I’ve used both over the years. IEW was a good help for a year with one child when she was super resistant to writing. She really needed the handholding of IEW, which begins with not really writing anything of your own for a very long time, just rewording what is already written. You read IEW’s paragraph and rewrite it in your own words. After a year with the program she was done, could sit and write something, but didn’t enjoy it, and we moved on. She did a variety of writing programs over the years, but the biggest key was simply handing her an old laptop without internet and inviting her to write what she loved, along with a round of NaNoWriMo. She did use TGTB for her senior year, and it was a good help with fine tuning her essay writing. She is now a college sophomore who has been on the provost’s list every semester, who loves writing and is in a special writing program with Orson Scott Card and people he brings in from the writing and publishing industry, in addition to her psychology major.
We’ve used TGTB for 3+ years now with a bunch of kids (the oldest her senior year, and my currently 10th, 9th, 7th, 6th, 4th, 3rd, and 2nd graders). We really like it. I have several kids who love to write (college girl, both high schoolers, and another younger one). Having used nearly every level of TGTB language arts, here is what I have found:
– The writing is gentle instruction, and not too many projects in the earlier years.
– They have kids do a mix of things: writing a letter(about something they’ve read), writing a couple sentence narration, learning about a topic and writing a report-ish, creative writing/stories, writing poetry, and as they get older they learn to write essays.
– The grammar is introduced earlier than CM did, but not a lot of it in the early levels.
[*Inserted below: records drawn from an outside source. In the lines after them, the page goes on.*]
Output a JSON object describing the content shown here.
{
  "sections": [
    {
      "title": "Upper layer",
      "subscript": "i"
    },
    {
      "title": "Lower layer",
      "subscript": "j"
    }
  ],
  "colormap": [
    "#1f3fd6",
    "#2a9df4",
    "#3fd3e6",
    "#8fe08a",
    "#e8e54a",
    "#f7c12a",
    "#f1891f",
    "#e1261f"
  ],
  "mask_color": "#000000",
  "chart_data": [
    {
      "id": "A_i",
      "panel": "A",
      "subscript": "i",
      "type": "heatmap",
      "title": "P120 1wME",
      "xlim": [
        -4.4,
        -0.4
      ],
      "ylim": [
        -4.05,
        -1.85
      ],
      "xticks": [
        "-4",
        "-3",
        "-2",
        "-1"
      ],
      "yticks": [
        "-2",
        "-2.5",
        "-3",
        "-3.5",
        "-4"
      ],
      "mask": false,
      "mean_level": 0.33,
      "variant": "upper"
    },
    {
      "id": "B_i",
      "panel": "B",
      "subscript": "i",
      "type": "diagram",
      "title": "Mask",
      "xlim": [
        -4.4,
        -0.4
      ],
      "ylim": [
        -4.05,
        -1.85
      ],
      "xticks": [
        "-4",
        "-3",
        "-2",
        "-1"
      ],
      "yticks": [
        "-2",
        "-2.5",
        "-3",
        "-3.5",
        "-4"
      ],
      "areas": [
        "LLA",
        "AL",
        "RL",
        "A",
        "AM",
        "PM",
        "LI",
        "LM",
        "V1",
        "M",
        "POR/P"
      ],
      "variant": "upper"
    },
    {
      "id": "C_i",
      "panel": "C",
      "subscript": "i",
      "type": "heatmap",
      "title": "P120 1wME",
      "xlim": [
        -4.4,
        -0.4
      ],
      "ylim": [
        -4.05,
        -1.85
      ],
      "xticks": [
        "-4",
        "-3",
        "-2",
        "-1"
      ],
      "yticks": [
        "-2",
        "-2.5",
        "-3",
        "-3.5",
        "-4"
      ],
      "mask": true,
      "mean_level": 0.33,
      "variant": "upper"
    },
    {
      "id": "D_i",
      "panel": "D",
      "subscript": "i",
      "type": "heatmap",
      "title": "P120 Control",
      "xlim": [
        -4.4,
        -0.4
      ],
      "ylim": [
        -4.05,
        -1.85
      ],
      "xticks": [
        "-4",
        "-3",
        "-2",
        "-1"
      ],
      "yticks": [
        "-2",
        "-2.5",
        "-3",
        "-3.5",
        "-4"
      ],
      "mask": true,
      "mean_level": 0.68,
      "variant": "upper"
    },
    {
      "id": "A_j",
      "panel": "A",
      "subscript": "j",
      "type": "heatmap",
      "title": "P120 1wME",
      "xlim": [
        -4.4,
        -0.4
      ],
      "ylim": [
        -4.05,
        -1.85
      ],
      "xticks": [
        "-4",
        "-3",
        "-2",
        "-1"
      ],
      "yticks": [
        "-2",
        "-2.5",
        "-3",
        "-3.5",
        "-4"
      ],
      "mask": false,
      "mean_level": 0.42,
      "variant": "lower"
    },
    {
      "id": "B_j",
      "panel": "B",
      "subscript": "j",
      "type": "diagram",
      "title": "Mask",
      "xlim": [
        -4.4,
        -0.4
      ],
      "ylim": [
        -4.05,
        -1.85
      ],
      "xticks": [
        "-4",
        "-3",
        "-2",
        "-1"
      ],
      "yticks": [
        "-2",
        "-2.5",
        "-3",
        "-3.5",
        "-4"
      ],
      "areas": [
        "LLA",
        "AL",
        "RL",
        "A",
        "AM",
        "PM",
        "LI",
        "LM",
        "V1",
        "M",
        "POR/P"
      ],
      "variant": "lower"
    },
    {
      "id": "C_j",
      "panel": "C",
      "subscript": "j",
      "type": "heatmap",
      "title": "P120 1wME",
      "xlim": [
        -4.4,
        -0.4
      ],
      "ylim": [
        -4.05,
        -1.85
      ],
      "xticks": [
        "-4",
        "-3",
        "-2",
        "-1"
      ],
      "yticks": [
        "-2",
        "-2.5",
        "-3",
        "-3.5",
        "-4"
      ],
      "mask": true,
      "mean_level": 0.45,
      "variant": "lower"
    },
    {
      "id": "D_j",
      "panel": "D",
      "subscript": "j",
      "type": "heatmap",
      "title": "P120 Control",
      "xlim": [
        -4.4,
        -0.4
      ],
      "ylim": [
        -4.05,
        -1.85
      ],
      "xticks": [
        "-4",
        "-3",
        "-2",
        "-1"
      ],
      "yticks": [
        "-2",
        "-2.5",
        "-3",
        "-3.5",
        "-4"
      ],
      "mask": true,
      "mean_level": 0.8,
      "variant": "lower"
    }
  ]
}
In the early levels it really is just introducing terms – for example they talk about what a noun or adjective is and then they use those terms when asking kids to do a picture study and name nouns in the painting or read a story and find some of the adjectives used in it.
What I love the most is that many of the different areas I want to cover with my kids (reading, writing, grammar, spelling, vocabulary, picture study, geography, making art, etc) are already built in to the language arts curriculum in a rotation. I don’t have to think – ok, have we done all those things with each of my kids this week? Have we forgotten anything? What will I plan out for next week for my family of 12 that won’t be a repeat for the big kids or way over the head of the middle or younger kids? It is already there and ready for each one.
At the same time, we love using their history because it is family style – we are reading and learning together, with extra reading for the older kids to go further and deeper.